Près de la base de Moel-Gêst, à un quart de mille de Ty-Glas, était alors un petit bois solitaire et sauvage, que l’églantier, les ronces et la bryone rendaient presque impénétrable ; vers le milieu du fourré se trouvait une pièce d’eau transparente, où se mirait l’azur du ciel ; de larges feuilles de nénufar flottaient sur les bords, et quand le soleil y répandait à midi sa lumière étincelante, les fleurs montaient, du sein des eaux, pour saluer l’astre glorieux. Des sons variés vous charmaient de toute part dans ce petit bois plein de fraîcheur ; les oiseaux y gazouillaient dans l’ombre ; des milliers d’insectes bourdonnaient sans cesse, en voltigeant au-dessus du bassin limpide, une cascade mêlait son murmure au souffle du vent dans les branches, et le bêlement lointain des moutons, qui paissaient au sommet de la montagne, s’ajoutait parfois à cette harmonie de la nature.

Ce lieu solitaire avait été l’une des retraites favorites d’Owen, à l’époque où, seul au monde, il souffrait de n’avoir personne qui répondît à son amour, et c’est là qu’il vint se réfugier après son départ de Ty-Glas, étouffant le cri de son désespoir jusqu’au moment où il eut pénétré dans l’endroit qu’il cherchait.

C’était l’heure du jour où il arrive souvent que le temps change tout à coup. Au lieu de refléter le ciel pur qui s’y mirait dans la matinée, la pièce d’eau reproduisait les nuages d’un bleu d’ardoise qui passaient au-dessus d’elle ; les arbres, secoués avec violence, abandonnaient leurs feuilles mortes qui tourbillonnaient dans l’air, et les sanglots du vent, qui balayait les marécages et sifflait au milieu des rochers, étaient la seule musique de cette solitude parfois si harmonieuse.

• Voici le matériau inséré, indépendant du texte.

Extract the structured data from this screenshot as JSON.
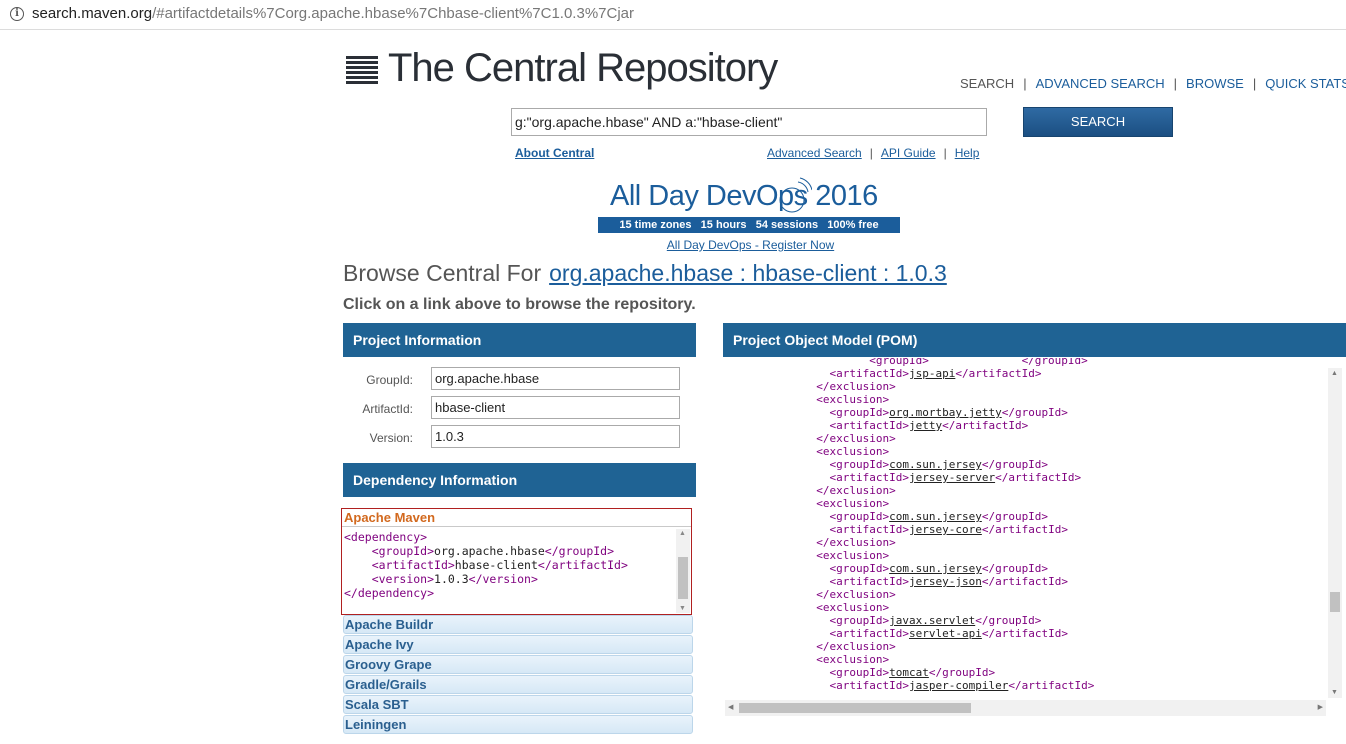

Les nuages crevèrent, la pluie tomba par torrents ; Owen ne s’en aperçut même pas. Assis sur la terre inondée, la figure dans ses mains, il employait toutes ses forces à retenir son sang qui se précipitait avec furie, et bouillonnait dans son cerveau de manière à le rendre fou.

Le spectre de son enfant se dressait devant lui et semblait crier vengeance ; puis apparaissait la victime désignée à sa fureur, et le malheureux frissonnait en reconnaissant son père.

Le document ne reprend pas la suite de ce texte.